Dictatorships are not all bad (unless you live under one), only because we can learn from them. We have plenty examples to learn from, so there is no need for any new dictatorships. Unfortunately, we are falling under the dictatorship of relativism a little more each day.
The way to remain free is to refuse to comply with the dictates of relativism. Some foolishly say that freedom is the right to do whatever you want. This comes from thinkers like Locke, Hume, Rousseau, Kant, and others who brought us the Enlightenment. Relativism is a rotten fruit of the Enlightenment, especially moral and religious relativism.
“Enlightenment is man’s release from his self-incurred tutelage. Tutelage is man’s inability to make use of his understanding without direction from another. Self-incurred is this tutelage when its cause lies not in lack of reason but in lack of resolution and courage to use it without direction from another. Sapere aude! ‘Have courage to use your own reason!’- that is the motto of enlightenment.” —Immanuel Kant
Enlightenment thinkers believed that man could step out of an artificially created fog and prosper like never before. They believed that this “fog” was created by the Catholic Church through things such as Scripture, Christian morality, and the Church’s teachings on divine law.
Once man was out from under the tutelage of the Church, man would finally have the freedom to know, but it has evolved into the freedom to do whatever you want, which is really just a powerful form of slavery. It was all simply a new version of the Fall.
But the serpent said to the woman, “You will not die; for God knows that when you eat of it your eyes will be opened, and you will be like God, knowing good and evil.” —(Genesis 3:4–5) (emphasis added)
Relativism is every bit as cruel, insecure, and paranoid as Joseph Stalin was. These are characteristics of all brutal dictatorships.
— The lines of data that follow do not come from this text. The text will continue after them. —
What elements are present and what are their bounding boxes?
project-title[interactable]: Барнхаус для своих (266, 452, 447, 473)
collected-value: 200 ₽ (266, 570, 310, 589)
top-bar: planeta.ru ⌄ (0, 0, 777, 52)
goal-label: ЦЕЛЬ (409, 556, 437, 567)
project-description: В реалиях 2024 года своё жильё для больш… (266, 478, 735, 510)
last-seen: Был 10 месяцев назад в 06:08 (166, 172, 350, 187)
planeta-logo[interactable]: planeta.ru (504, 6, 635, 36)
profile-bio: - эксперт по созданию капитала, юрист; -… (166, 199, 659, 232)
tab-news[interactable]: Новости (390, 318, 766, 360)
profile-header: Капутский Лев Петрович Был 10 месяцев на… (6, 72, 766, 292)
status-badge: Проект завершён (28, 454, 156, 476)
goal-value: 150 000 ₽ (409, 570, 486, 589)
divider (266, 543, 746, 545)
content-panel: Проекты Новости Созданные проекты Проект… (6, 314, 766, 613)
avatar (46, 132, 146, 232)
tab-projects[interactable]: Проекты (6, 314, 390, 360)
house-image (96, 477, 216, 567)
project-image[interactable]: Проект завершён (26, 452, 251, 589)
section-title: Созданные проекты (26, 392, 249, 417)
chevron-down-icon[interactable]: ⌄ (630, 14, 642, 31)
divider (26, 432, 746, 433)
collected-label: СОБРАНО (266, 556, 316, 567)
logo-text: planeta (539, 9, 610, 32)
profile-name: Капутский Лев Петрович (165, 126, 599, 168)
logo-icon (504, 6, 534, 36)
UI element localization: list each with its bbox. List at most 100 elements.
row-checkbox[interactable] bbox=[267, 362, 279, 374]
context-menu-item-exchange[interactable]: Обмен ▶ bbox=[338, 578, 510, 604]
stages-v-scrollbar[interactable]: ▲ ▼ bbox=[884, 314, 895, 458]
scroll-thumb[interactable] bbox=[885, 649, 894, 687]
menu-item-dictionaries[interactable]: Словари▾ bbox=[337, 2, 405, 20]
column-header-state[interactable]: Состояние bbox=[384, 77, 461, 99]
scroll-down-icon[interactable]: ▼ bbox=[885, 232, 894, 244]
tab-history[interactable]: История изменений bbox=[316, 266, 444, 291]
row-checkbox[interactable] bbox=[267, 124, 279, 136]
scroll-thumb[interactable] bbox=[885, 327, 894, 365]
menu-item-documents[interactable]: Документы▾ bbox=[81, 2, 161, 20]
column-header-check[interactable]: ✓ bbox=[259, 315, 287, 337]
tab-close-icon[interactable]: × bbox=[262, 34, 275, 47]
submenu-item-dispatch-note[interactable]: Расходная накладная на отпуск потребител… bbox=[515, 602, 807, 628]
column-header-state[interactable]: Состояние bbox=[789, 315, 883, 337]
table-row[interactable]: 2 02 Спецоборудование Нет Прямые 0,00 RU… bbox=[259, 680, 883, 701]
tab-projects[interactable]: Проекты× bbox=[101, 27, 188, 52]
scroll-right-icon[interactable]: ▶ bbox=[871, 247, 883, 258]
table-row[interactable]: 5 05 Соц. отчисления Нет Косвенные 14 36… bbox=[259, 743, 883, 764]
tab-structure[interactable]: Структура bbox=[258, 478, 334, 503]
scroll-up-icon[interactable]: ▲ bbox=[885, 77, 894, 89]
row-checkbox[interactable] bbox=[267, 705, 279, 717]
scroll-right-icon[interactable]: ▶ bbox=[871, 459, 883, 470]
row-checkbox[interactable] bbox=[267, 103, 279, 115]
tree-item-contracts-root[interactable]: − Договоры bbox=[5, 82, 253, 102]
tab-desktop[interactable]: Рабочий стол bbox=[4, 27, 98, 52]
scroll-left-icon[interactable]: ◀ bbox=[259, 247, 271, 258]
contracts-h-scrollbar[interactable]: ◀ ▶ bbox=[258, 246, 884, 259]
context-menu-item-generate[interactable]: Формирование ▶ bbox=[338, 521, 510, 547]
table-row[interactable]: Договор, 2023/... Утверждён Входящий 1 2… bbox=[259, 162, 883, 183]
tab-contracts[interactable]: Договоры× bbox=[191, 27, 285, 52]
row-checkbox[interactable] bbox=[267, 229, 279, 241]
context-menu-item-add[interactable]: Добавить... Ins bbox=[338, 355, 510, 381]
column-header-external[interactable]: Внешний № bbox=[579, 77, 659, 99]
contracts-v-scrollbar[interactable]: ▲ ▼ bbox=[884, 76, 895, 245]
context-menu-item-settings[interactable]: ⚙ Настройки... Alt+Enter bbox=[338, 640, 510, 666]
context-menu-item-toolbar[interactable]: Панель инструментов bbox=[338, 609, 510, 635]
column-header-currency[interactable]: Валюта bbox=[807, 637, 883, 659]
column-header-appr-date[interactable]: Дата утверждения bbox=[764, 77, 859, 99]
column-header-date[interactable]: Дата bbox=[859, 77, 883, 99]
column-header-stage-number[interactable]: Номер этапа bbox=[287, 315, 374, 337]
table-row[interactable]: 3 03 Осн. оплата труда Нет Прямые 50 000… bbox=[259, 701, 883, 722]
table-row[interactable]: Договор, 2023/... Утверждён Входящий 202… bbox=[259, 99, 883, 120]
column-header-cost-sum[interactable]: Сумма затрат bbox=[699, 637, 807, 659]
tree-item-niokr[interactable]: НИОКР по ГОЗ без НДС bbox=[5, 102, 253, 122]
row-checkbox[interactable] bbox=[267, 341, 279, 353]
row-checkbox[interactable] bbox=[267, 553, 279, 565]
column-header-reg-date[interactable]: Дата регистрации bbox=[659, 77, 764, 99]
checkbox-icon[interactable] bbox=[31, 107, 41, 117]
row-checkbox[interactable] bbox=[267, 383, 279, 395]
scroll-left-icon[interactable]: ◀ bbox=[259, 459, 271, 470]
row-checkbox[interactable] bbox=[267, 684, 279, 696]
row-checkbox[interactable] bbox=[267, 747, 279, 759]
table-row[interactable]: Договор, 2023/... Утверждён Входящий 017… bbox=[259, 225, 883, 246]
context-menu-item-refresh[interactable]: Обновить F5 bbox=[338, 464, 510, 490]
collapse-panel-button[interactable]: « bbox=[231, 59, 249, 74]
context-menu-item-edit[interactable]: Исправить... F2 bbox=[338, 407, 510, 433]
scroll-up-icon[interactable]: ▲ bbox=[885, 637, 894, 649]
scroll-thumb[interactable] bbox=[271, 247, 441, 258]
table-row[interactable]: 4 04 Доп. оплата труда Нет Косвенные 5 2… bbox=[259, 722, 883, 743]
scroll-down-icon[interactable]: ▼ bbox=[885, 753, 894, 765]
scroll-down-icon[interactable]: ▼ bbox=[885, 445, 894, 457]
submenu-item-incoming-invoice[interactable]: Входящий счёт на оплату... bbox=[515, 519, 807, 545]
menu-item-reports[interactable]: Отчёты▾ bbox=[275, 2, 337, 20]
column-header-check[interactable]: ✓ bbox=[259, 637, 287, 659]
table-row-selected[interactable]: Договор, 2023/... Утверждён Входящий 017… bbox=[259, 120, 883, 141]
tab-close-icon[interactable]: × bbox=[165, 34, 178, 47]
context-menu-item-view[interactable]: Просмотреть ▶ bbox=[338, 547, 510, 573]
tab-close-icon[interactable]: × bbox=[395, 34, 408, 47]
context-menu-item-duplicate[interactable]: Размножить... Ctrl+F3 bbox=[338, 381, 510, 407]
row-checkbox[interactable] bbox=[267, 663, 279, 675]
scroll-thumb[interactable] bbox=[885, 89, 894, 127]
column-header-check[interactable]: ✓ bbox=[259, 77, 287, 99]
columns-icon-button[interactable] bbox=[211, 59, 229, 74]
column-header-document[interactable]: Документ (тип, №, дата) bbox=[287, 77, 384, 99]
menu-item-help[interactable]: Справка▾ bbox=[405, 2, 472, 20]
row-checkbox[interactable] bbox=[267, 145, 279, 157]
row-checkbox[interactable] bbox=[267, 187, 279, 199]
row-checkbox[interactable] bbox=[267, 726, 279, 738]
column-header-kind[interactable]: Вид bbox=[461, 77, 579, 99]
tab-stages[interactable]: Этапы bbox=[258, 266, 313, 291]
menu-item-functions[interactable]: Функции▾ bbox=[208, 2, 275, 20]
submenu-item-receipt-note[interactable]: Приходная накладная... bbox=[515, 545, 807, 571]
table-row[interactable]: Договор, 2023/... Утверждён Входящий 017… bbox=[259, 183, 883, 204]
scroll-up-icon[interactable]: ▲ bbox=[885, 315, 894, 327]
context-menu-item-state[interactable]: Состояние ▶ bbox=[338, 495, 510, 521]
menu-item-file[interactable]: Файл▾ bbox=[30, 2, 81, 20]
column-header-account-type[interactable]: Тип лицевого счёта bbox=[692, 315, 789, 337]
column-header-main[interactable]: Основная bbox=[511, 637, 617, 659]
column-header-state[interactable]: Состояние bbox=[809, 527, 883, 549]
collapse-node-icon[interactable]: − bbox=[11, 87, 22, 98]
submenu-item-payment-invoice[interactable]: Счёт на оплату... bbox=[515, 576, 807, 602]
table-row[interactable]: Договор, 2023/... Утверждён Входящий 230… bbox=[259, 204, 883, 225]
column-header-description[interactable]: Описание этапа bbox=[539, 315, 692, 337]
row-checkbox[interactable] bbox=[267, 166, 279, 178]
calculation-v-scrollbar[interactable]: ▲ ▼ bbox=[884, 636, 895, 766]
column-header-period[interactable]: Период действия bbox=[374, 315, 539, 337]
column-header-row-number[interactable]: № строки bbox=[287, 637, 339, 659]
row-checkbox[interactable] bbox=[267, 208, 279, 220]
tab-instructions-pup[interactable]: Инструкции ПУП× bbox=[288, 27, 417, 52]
Is it possible that the dictatorship of relativism could become as ruthless and demented as Stalin did? I pray that the madness ends before we actually have camps and institutions where the state sends those of us who do not acquiesce to declarations of man which contradict reality.
Both freedom and relativism come with a price.
The price of relativism is relinquishing the freedom to live in reality while on Earth and the forfeiture of eternal salvation after your death. This means a frustrating life followed by an eternity of misery after death. It is not worth the cost.
The price of freedom may be martyrdom: the loss of friends, loss of reputation, loss of your ability to earn an income in your chosen field, and maybe even imprisonment. Yet the payoff is unimaginably abundant. The ability to follow God’s will and to engage in actions that glorify God and bring about the highest good cannot be traded for the fictional world where knowledge is supreme and God does not exist.
Aleksandr Solzhenitsyn was a living testament to this fact.